Revue de Presse Xebia
La revue de presse de l’actualité Java/J2EE hebdomadaire proposée par Xebia.

Actualité éditeurs / SSII

Agilité

SOA

Le coin de la technique

Actualité éditeurs / SSII

OSGi : Spring dm Server standardisé pour l’été 2009 ?

Eric Newcommer, OSGi Enterprise Expert Group (EEG) co-chair, présente dans « OSGi for the Enterprise Gets a Bit Closer & LinkedIn Too » l’avancement de l’EEG qui a pour ambition de faire coïncider la fin de ses travaux avec la sortie d’OSGi R4.2 annoncée pour Juin 2009.

On y apprend que la « RFC 124 / Blueprint Component Model » est quasiment finalisée, son implémentation de référence (RI) est SpringSource dm Server dont elle a repris les principes ; le Test Compatibility Kit (TCK) est développé par le projet Apache Geronimo. Souhaitons que cette standardisation de dm Server permette à SpringSource de reverser le contenu de son Enterprise Bundle Repository dans l’officiel OSGi Bundle Repository de l’OSGi Alliance et que la prolifération de bundles customisés par les grands acteurs de l’OSGi prenne fin.

Par ailleurs, « RFC 119 / Distributed OSGi » serait elle aussi prête. Apache CXF est en charge de la Reference Implementation (Cf. First Ever Demo of Distributed OSGi) et Tibco s’occupe du Test Compatibility Kit. Nous remarquerons que Distributed OSGi reprend certains principes de Service Component Architecture (SCA) et que le positionnement des deux technologies manque encore de clarté. De plus, à la différence de « Blueprint Component Model » avec Spring dm Server, Distributed OSGi ne connaît pas encore de « vraie » implémentation.

Agilité

La fin de l’Agilité ?

Le prix du buzz de la semaine revient incontestablement à James Shore pour son article The Decline and Fall of Agile. « Jim » raconte qu’il a noté un changement dans son métier : avant on l’appelait pour introduire les méthodes agiles sur les projets, aujourd’hui on l’appelle pour secourir des projets soi-disant « agiles ».
Et par « agile » la plupart des clients entendent Scrum, la méthode la plus répandue. Il reproche à Scrum son silence sur les pratiques d’ingénierie logicielle à mettre en place (contrairement à XP), pourtant indispensables à la viabilité d’un projet. Il critique également la Scrum Alliance et son système de certification ScrumMaster qui donnent l’impression que l’agilité est facile. La nature humaine nous incite à ne choisir que les côtés agréables (les sprints et les daily scrums) mais nous ignorons les côtés plus difficiles, qui sont aussi les plus importants : équipe co-localisée, auto-organisée, produit livrable à chaque fin d’itération, élimination des obstacles.

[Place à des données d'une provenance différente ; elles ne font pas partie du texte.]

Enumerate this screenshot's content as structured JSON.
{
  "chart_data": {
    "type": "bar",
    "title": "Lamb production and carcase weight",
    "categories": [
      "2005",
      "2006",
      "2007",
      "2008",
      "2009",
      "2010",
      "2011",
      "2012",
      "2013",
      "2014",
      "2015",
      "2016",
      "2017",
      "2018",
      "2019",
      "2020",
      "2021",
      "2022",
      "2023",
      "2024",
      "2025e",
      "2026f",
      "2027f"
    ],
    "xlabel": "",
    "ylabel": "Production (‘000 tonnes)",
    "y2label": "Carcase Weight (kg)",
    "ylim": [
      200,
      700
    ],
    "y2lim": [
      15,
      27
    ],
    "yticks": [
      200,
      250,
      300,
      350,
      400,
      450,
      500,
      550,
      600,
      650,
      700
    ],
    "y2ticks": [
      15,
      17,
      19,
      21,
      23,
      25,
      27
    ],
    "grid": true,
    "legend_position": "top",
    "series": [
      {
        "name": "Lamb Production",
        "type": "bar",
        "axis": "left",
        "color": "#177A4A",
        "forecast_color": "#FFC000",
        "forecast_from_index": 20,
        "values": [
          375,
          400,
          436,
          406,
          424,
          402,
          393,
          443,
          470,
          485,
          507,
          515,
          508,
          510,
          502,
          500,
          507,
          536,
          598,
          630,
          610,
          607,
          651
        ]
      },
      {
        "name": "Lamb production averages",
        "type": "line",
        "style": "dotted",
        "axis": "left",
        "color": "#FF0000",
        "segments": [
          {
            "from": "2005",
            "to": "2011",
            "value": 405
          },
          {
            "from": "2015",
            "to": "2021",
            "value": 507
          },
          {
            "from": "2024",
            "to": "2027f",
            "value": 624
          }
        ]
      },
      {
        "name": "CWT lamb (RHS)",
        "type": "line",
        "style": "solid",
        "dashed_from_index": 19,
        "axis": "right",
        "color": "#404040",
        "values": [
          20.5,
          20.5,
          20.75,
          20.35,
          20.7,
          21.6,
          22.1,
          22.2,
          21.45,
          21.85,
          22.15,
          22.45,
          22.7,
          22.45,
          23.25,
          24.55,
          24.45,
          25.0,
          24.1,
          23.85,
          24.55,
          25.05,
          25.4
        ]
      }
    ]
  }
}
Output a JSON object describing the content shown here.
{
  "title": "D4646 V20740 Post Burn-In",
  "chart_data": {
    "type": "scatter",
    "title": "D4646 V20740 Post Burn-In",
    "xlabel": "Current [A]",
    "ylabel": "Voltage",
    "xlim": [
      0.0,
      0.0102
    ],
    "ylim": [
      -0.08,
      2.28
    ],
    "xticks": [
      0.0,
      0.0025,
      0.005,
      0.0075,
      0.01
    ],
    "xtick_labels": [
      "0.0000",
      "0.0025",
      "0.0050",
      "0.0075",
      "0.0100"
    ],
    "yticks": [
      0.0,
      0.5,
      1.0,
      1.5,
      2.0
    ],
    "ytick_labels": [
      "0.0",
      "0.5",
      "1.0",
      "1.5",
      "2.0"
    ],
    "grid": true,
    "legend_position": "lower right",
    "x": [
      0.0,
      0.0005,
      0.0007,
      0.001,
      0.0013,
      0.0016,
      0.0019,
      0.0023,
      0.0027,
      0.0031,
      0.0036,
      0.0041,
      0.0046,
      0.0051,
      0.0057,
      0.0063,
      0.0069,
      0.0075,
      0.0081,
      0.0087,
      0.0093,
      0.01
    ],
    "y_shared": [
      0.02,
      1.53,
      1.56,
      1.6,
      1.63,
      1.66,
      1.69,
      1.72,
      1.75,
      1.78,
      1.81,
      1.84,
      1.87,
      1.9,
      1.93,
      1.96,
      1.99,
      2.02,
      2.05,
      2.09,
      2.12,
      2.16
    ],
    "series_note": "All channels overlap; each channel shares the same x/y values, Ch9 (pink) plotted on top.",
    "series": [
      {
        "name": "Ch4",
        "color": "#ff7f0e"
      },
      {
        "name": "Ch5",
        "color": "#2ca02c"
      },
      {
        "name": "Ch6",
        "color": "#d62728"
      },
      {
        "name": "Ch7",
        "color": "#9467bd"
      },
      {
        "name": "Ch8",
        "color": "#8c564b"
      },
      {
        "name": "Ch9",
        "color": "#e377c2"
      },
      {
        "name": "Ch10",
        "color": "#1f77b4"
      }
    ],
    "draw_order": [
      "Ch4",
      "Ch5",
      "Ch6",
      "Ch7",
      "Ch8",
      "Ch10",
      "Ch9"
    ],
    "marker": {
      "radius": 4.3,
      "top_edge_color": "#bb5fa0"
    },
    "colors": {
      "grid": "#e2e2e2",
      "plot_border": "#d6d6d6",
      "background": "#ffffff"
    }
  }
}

Cet article a déclenché de vives réactions dans la communauté agile, certaines un peu puériles, d’autres plus constructives. Sur InfoQ par exemple, le Gartner Hype Cycle est évoqué pour expliquer ce déclin. Après un pic d’attentes irréalistes concernant une technologie, celle-ci traverse un creux de désillusion avant de remonter pour atteindre son plateau de productivité. Les méthodes agiles traverseraient-elles actuellement ce creux ?

Le Touilleur cite Rob Bowley qui fait le rapprochement entre la déception de Scrum et l’engouement récent pour le Lean Software Development. Il prédit pourtant que le Lean subira le même sort que Scrum, pour les mêmes raisons. Selon lui peu importe la méthode, il y a toujours des personnes qui se concentrent sur les outils plutôt que sur les vrais problèmes. Ces personnes, qui échouent avec Scrum aujourd’hui, échoueront avec le Lean demain.

SOA

SOA : de la crise de doute à la désillusion ?

Nous évoquions en Mars dernier dans « 2008, annus horribilis de la la SOA ?«  la crise de doute qui s’emparait du Burton Group, grand chantre de la SOA. La crise s’accentue aujourd’hui avec l’autre évangéliste de SOA, le Gartner Group, qui nous gratifie de Ahh Shucks, SOA Is A Failure (Frank Kenney). À croire que le Gartner Group s’applique son célèbre Hype cycle et, après avoir loué SOA, tombe en pleine phase de désillusion.

Est-ce pour autant la fin de SOA ? Certainement pas, des ouvrages comme Enterprise Integration Patterns ou Developing in a Service-oriented World (Gregor Hohpe, Google) ont beaucoup apporté à l’intégration des Systèmes d’Information.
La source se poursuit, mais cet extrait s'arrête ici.